Mike Rooney

programming and philosophy

Eye Tracking and UI Framework / Window Manager Integration

Eye tracking is the technique of watching the user’s eyes with a camera and figuring out where on the screen he or she is looking. While some computer users with disabilities use this technology as their primary input device, it hasn’t become very popular. However I think that with webcams being integrated into the majority of new laptops, and multi-core processors with some cycles to spare for image processing becoming ubiquitous, eye tracking deserves to become more popular.

I don’t believe the technology is accurate enough (yet) to replace your mouse, but it could still improve usability in a few ways. Imagine having the equivalent of onMouseIn and onMouseOut events on widgets when writing a user interface, but for where the user is looking instead. Applications could leverage onLookIn and onLookOut events at the widget level and open a whole new realm of functionality and usability. Videos and games could pause themselves when you look away, or bring up certain on-screen displays when you look at certain corners of the screen. If an application sees you are studying a certain element for a period of time, it may ask if you need help.

It would also be interesting to see eye tracking leveraged on the window manager level. Most people use focus follows click to focus windows, and some enjoy focus follows mouse, but imagine focus follows (eye) focus! Using multiple monitors would become much easier if your keyboard input was automatically directed to the application, or even specific field, which you were looking at. Eye gestures, like mouse gestures, could be potentially useful as well, such as glancing off-screen to move to the virtual desktop in that direction.

Apple and Linux both seem to be in a good position to implement something like this. Apple has control of both the hardware and the software including the OS, and has been integrating cameras in laptops for a while. As a result they are in a great position to pioneer this field and really have something unique to bring to the table in terms of a completely new user experience. However in the open-source world, Linux is also in a decent spot to do this as the UI frameworks and window managers are all patchable and most webcams are supported out of the box.

Eye tracking has the potential to enable us to use computers in ways that were previously impossible. What are your thoughts on eye tracking? Does it have a future in the computing world and where can it take us? And how long will it be before we will take this technology for granted? :)


Yeah, I had the exact same experience. At work I have a dual monitor setup, and running a virtual machine in one of them all the time. Because of this, sometimes you will have windows looking focused on both screens.

Focus follows eyes would be nice there, even if it was just window focus (as opposed to the specific control inside a window)
I remember trying to figure out a good way to do this back in 2002 when I was dealing with my first dualmon setup and I kept having that whole “I look at a different monitor and I start typing into the window I’m looking at but it doesn’t have focus” problem.

At the time all I could think about was doing it via IR emitters on the arms of my glasses and a receptor grid to figure out which monitor was being looked at.

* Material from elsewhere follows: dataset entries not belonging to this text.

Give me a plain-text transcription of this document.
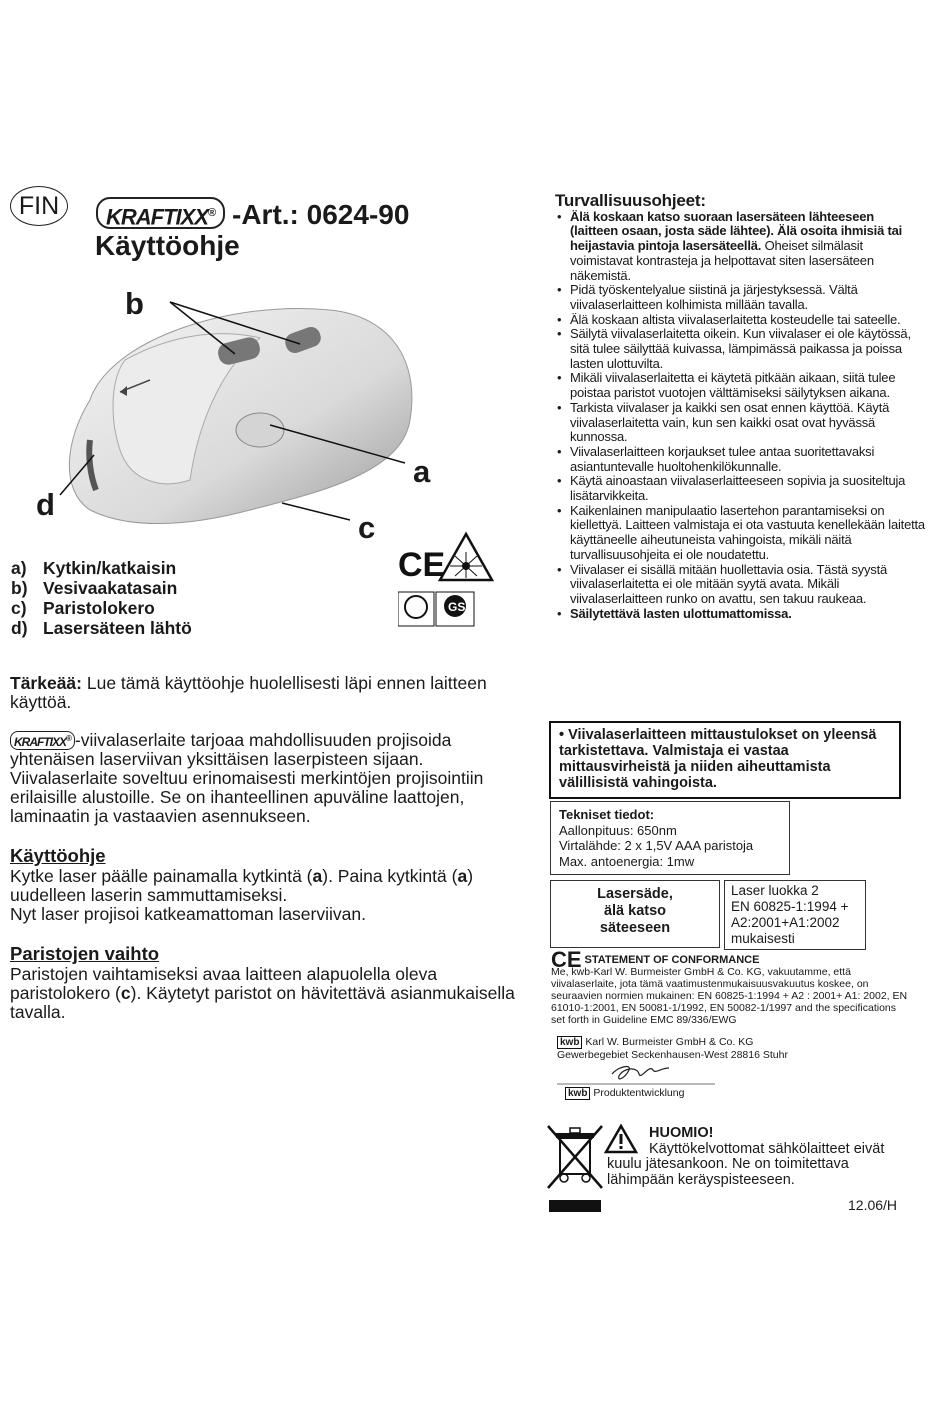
FIN	KRAFTIXX® -Art.: 0624-90
Käyttöohje
b
a
c
d
CE
GS
a) Kytkin/katkaisin
b) Vesivaakatasain
c) Paristolokero
d) Lasersäteen lähtö
Tärkeää: Lue tämä käyttöohje huolellisesti läpi ennen laitteen käyttöä.
KRAFTIXX® -viivalaserlaite tarjoaa mahdollisuuden projisoida yhtenäisen laserviivan yksittäisen laserpisteen sijaan. Viivalaserlaite soveltuu erinomaisesti merkintöjen projisointiin erilaisille alustoille. Se on ihanteellinen apuväline laattojen, laminaatin ja vastaavien asennukseen.
Käyttöohje
Kytke laser päälle painamalla kytkintä (a). Paina kytkintä (a) uudelleen laserin sammuttamiseksi.
Nyt laser projisoi katkeamattoman laserviivan.
Paristojen vaihto
Paristojen vaihtamiseksi avaa laitteen alapuolella oleva paristolokero (c). Käytetyt paristot on hävitettävä asianmukaisella tavalla.
Turvallisuusohjeet:
• Älä koskaan katso suoraan lasersäteen lähteeseen (laitteen osaan, josta säde lähtee). Älä osoita ihmisiä tai heijastavia pintoja lasersäteellä. Oheiset silmälasit voimistavat kontrasteja ja helpottavat siten lasersäteen näkemistä.
• Pidä työskentelyalue siistinä ja järjestyksessä. Vältä viivalaserlaitteen kolhimista millään tavalla.
• Älä koskaan altista viivalaserlaitetta kosteudelle tai sateelle.
• Säilytä viivalaserlaitetta oikein. Kun viivalaser ei ole käytössä, sitä tulee säilyttää kuivassa, lämpimässä paikassa ja poissa lasten ulottuvilta.
• Mikäli viivalaserlaitetta ei käytetä pitkään aikaan, siitä tulee poistaa paristot vuotojen välttämiseksi säilytyksen aikana.
• Tarkista viivalaser ja kaikki sen osat ennen käyttöä. Käytä viivalaserlaitetta vain, kun sen kaikki osat ovat hyvässä kunnossa.
• Viivalaserlaitteen korjaukset tulee antaa suoritettavaksi asiantuntevalle huoltohenkilökunnalle.
• Käytä ainoastaan viivalaserlaitteeseen sopivia ja suositeltuja lisätarvikkeita.
• Kaikenlainen manipulaatio lasertehon parantamiseksi on kiellettyä. Laitteen valmistaja ei ota vastuuta kenellekään laitetta käyttäneelle aiheutuneista vahingoista, mikäli näitä turvallisuusohjeita ei ole noudatettu.
• Viivalaser ei sisällä mitään huollettavia osia. Tästä syystä viivalaserlaitetta ei ole mitään syytä avata. Mikäli viivalaserlaitteen runko on avattu, sen takuu raukeaa.
• Säilytettävä lasten ulottumattomissa.
• Viivalaserlaitteen mittaustulokset on yleensä tarkistettava. Valmistaja ei vastaa mittausvirheistä ja niiden aiheuttamista välillisistä vahingoista.
Tekniset tiedot:
Aallonpituus: 650nm
Virtalähde: 2 x 1,5V AAA paristoja
Max. antoenergia: 1mw
Lasersäde,
älä katso
säteeseen
Laser luokka 2
EN 60825-1:1994 +
A2:2001+A1:2002
mukaisesti
CE STATEMENT OF CONFORMANCE
Me, kwb-Karl W. Burmeister GmbH & Co. KG, vakuutamme, että viivalaserlaite, jota tämä vaatimustenmukaisuusvakuutus koskee, on seuraavien normien mukainen: EN 60825-1:1994 + A2 : 2001+ A1: 2002, EN 61010-1:2001, EN 50081-1/1992, EN 50082-1/1997 and the specifications set forth in Guideline EMC 89/336/EWG
kwb Karl W. Burmeister GmbH & Co. KG
Gewerbegebiet Seckenhausen-West 28816 Stuhr
kwb Produktentwicklung
HUOMIO!
Käyttökelvottomat sähkölaitteet eivät kuulu jätesankoon. Ne on toimitettava lähimpään keräyspisteeseen.
12.06/H
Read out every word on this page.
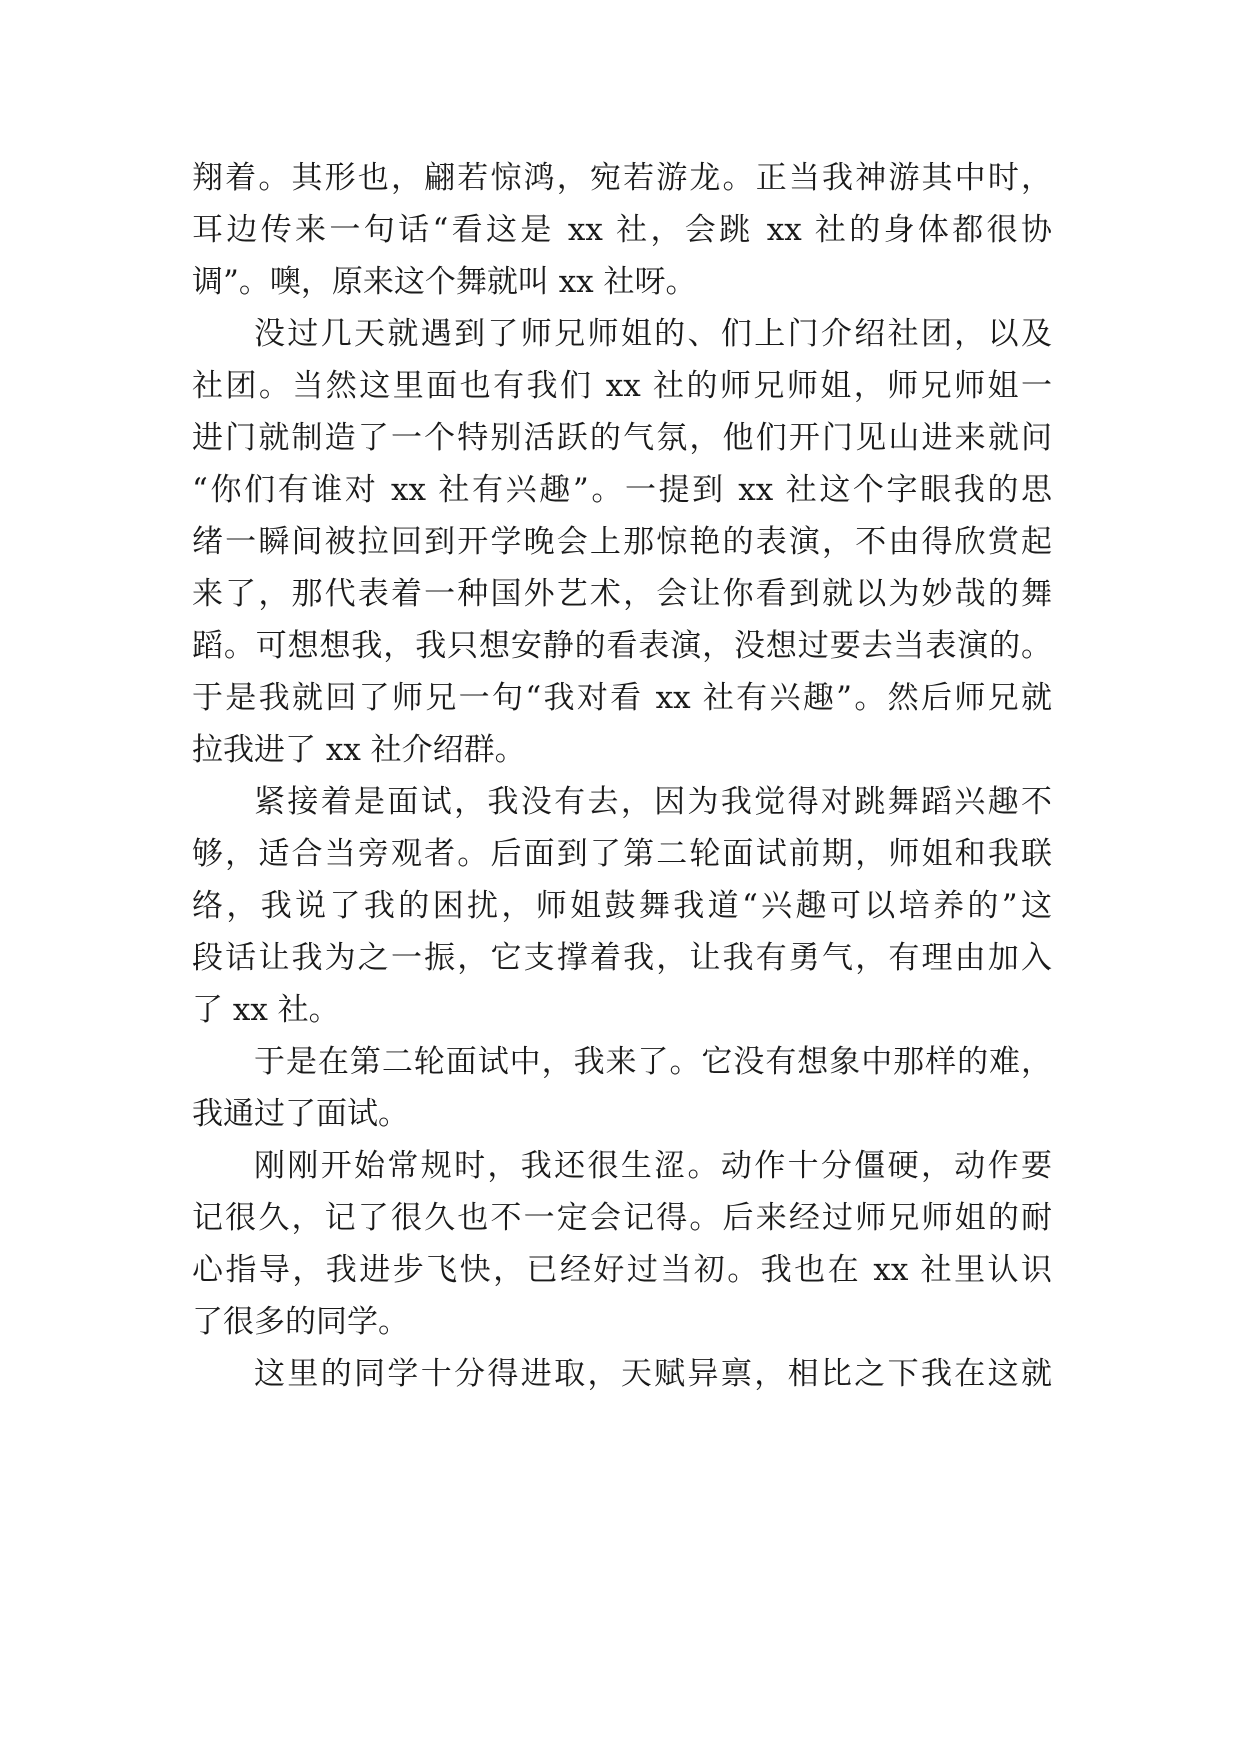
翔着。其形也，翩若惊鸿，宛若游龙。正当我神游其中时，
耳边传来一句话“看这是 xx 社，会跳 xx 社的身体都很协
调”。噢，原来这个舞就叫 xx 社呀。
没过几天就遇到了师兄师姐的、们上门介绍社团，以及
社团。当然这里面也有我们 xx 社的师兄师姐，师兄师姐一
进门就制造了一个特别活跃的气氛，他们开门见山进来就问
“你们有谁对 xx 社有兴趣”。一提到 xx 社这个字眼我的思
绪一瞬间被拉回到开学晚会上那惊艳的表演，不由得欣赏起
来了，那代表着一种国外艺术，会让你看到就以为妙哉的舞
蹈。可想想我，我只想安静的看表演，没想过要去当表演的。
于是我就回了师兄一句“我对看 xx 社有兴趣”。然后师兄就
拉我进了 xx 社介绍群。
紧接着是面试，我没有去，因为我觉得对跳舞蹈兴趣不
够，适合当旁观者。后面到了第二轮面试前期，师姐和我联
络，我说了我的困扰，师姐鼓舞我道“兴趣可以培养的”这
段话让我为之一振，它支撑着我，让我有勇气，有理由加入
了 xx 社。
于是在第二轮面试中，我来了。它没有想象中那样的难，
我通过了面试。
刚刚开始常规时，我还很生涩。动作十分僵硬，动作要
记很久，记了很久也不一定会记得。后来经过师兄师姐的耐
心指导，我进步飞快，已经好过当初。我也在 xx 社里认识
了很多的同学。
这里的同学十分得进取，天赋异禀，相比之下我在这就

…But then I learned all of the defensive responses to using multimon and the desire disappeared. I really haven’t thought of this in a while, but I remember getting excited by the prospect of a mouse-free GUI world :(
On first glance the focus-follows-eyes sounds intriguing, but I’m afraid I might not always look at what I am typing. I might look at a physical sheet off the computer screen, or I might watch/read one window and type my thoughts in the other.

I am not 100% sure that I really do all of this, but it would be worth investigating before spending time on any implementation.

I think you need at least something like this: http://www.techsmith.com/morae.asp

I use Camtasia at the office (same company) and don’t know if Morae already does all you need, but you will need smething that can track eye focus on a widget level and correlate it to screen actions, otherwise you will go mad trying to align eyes in the face cam to the screen capture.
I think this would be good for anonymous webcam. Follow eyes, cheekbones, nose, chin, and replace with scalable graphics. Send along with poser-type information for skin tone, headwear, hair color.

It would be fast, give an appearance of web camming, and give the cammer good options on how they present themselves.